TJ. Miller as the equally badass iROK

“I’ve played video games for most of my life, although pinball was my first love in the ‘70s. I grew up right in the sweet spot for this. I had a TRS-80 and a Commodore 64, so I know the turf.”

He’s still a regular gamer, although he’s not about to divulge his player name. “I may have a few names,” he teases. “Do you think I’m going to tell you them? Pleeease? I’m not having some bunch of little troll-y freaks coming up to me. I think that’s part of the joy of that world isn’t it? That you get to go in and be what you wanna be. On the internet, nobody knows you’re a dog.”
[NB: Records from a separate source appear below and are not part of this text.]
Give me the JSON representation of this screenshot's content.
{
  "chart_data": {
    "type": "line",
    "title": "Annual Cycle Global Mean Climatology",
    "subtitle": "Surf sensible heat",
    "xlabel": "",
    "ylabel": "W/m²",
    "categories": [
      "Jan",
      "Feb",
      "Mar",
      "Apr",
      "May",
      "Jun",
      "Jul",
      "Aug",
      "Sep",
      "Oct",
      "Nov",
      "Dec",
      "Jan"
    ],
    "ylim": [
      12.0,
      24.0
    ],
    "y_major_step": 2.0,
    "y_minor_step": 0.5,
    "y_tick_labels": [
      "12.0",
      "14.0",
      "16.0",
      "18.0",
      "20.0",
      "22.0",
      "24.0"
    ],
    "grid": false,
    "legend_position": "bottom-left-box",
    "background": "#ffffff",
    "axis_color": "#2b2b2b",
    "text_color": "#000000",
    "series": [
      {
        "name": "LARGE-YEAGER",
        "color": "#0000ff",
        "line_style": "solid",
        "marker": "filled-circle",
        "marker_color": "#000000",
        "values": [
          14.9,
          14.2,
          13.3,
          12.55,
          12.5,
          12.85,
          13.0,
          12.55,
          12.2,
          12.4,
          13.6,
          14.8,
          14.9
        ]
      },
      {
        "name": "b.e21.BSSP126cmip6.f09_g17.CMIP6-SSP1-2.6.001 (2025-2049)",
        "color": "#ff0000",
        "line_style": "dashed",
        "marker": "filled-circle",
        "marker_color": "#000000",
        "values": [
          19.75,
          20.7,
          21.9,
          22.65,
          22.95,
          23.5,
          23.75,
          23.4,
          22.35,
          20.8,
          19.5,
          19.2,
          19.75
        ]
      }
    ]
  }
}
Mendelsohn doesn’t take his second career start for granted. For the first time in his career, fans now recognise him on the street, smiling warmly despite the fact they usually only know him as the bad guy.

“I’ve never had anyone want to attack me over that. Never. Other reasons? Yeah, but not that,” he says with a sly grin. “People don’t expect to see someone from Star Wars on the streets.

“Being a movie star wasn’t something I dreamed about. Living in the suburbs of Australia, it wasn’t really a dream that anyone had. I still have moments of ‘wow’. I get very emotional about how good things are and where life is for me.”

He will next be seen stepping into the tights of another legendary baddie, playing the Sheriff of Nottingham to Taron Egerton’s Robin Hood, and is currently filming Captain Marvel with Brie Larson. He will also portray Henry IV opposite Joel Edgerton’s Falstaff in The King.

Mendelsohn knows he’s finally hit his stride and can’t complain that his Star Wars role was limited to one film. “I am just happy that I built the Death Star. They can’t take that away from me.”